The essential politics of a policy do not change with time or place. The only thing that changes is the ability to implement it. One only need to look at how often through history socialist politicians (and the NDP) have been proved correct. Their advocacy for policy who's "time has not come" can be called out as impractical, but that has not stopped socialists from advocating it. In some ways, it is what differentiates socialists from liberals (who are always calling for us to wait longer and stop pushing so hard).12938264_1781805762039630_2948250812721578127_n.jpg

I get the argument that some cannot tell the difference and there are always a host of reasons why, but as socialists our struggle is to see the world as it is and -- as clearly as possible -- call it as such and suggest alternatives.

The main point of the Alberta NDP government when it comes to the Leap Manifesto is that it cannot be fully implemented right now. This is an interesting and important debate to have on the left especially when the left is in power, but a debate on implementation is hardly the same as a debate on the content of a policy document (the little of it there is at five pages of 18pt font). The broader left social movements should be taking a more critical look at the document and discussing what acutal policies we should be supporting.

The fact is, the Leap document is not, in essence, "radical". It is centre-left liberal and calling it far-left or extremely radical causes confusion and undermines the broader left program. It does not even come close to policy adopted by CUPE (which is a large electrical energy union) and other unions around the world who also have energy sector members. Many of these unions would not reject the Leap Manifesto and you would be hard pressed to call all of them radical socialists.

In much the same way workers and communities came to oppose fracking in New Brunswick -- similarly sold as a quick fix to the economic malaise gripping that province -- unions need to tell their members the facts around energy and suggest alternative routes for discussion. It is why CUPE's membership endorsed it without hesitation -- a membership which is hardly made up of "downtown dilettantes".
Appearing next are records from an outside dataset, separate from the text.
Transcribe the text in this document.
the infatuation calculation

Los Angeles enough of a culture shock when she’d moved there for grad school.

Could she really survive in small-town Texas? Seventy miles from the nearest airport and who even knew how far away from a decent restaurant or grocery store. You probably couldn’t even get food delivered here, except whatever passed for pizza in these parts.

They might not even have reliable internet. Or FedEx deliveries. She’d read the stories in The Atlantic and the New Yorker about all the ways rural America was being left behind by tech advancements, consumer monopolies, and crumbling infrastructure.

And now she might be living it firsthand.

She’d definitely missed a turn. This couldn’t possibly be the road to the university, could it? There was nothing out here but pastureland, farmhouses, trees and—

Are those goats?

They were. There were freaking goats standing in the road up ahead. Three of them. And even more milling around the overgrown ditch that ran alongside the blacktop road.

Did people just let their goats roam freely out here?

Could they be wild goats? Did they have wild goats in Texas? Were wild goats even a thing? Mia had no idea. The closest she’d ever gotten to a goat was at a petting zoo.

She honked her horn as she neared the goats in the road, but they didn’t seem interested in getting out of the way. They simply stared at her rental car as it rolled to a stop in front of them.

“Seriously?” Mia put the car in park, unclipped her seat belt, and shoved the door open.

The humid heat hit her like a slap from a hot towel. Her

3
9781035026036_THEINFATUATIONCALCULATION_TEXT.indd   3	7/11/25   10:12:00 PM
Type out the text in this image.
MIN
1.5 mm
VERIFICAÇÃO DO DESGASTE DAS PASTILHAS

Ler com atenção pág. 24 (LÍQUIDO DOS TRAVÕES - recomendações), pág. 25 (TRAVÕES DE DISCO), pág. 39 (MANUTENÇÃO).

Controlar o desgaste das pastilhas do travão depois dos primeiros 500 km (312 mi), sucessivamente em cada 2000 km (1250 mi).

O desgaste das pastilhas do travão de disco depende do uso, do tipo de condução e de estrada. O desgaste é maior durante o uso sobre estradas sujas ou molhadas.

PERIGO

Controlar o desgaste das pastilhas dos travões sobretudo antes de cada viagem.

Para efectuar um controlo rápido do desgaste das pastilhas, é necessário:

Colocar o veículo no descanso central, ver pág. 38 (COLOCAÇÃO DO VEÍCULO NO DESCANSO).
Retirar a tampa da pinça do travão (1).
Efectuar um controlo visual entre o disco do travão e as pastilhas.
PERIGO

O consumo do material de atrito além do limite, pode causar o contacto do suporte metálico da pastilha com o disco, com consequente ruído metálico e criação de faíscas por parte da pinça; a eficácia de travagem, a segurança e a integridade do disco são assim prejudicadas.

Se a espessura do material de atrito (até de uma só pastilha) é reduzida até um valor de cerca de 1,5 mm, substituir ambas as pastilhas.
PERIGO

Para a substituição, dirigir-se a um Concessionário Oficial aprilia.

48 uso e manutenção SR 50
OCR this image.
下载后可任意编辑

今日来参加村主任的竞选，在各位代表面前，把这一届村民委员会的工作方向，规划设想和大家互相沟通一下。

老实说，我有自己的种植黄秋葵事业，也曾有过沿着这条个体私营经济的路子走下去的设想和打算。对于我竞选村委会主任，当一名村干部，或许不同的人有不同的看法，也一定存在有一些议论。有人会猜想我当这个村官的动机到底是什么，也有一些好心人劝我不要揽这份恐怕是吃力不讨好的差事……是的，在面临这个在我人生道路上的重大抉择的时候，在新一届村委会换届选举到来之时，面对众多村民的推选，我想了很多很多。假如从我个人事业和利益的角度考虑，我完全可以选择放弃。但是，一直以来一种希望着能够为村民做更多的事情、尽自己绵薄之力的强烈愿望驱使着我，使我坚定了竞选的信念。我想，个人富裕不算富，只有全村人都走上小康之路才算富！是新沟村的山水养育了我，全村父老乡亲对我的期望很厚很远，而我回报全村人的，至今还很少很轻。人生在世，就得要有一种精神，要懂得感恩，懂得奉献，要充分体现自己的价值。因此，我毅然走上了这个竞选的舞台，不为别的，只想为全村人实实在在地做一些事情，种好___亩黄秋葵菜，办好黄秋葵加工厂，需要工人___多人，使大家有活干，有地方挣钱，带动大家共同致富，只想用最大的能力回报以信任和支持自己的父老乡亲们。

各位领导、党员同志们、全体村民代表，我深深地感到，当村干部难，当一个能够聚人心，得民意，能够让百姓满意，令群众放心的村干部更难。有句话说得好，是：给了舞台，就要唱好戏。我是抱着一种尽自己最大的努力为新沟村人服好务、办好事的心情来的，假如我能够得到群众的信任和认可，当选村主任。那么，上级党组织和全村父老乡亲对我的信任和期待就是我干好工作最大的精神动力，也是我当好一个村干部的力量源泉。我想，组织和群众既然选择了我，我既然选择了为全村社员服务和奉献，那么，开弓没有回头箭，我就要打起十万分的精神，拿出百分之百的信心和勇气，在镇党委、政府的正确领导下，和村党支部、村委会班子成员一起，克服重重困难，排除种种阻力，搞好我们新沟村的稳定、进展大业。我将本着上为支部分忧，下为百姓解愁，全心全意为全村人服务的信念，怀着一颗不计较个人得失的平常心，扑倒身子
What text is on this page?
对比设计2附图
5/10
The Leap document does not go nearly far enough to meet the on the book policies of these progressive unions. The Manifesto pans large-scale monopoly public ownership and under-states the level of which Canadian energy is already low carbon and publicly controlled. It doesn't talk about what a just transition for workers actually looks like and/or who should pay for it. The document does not talk about public investment in productive capacity to drive transition away from fossil fuels. It leans too heavily on individual consumer-driven changes that most cannot afford to make. And it promotes carbon pricing and market mechanisms for transition to green energy. Even if it corrected all these things, it would become left enough to be called social democratic, but certainly not radical in any historical sense.

The opposition to new investments in pipelines to facilitate increased extraction of fossil fuels is growing, not diminishing. In fact, progressive unions like CEP (and now Unifor) have taken similar positions on the unsustainable and short-term profit-driven expansion of the Alberta extraction industry. An industry, that I don't need to tell people, has not had the long-term interests of Alberta in mind. Being on the correct side of history on this issue is something that should be rather obvious to everyone.

Unions need to speak the truth about investment in oil pipelines as something that can actually improve Alberta's economy. To say that the debate is still out on that is an understatement.

Should the NDP in Alberta put policy on oil pipelines as it main platform point going into the next election? Probably not. But, should it have a progressive vision for providing Canada and workers in Alberta a secure future and a plan for a diversified economy, just transition for workers affected by the price of oil and the need for future proofing their economy? Damn right, they should and we should expect nothing less. And, I think for the most part they are.

We can start with the Leap Manifesto since it has been placed before us and clearly articulates the issues facing Canadians, but we do not need to stop there. Let's push ahead with progressive policy, policy driven by a socialist analysis of the real world. A policy based on workers' needs and a future where the next generation can enjoy a better life.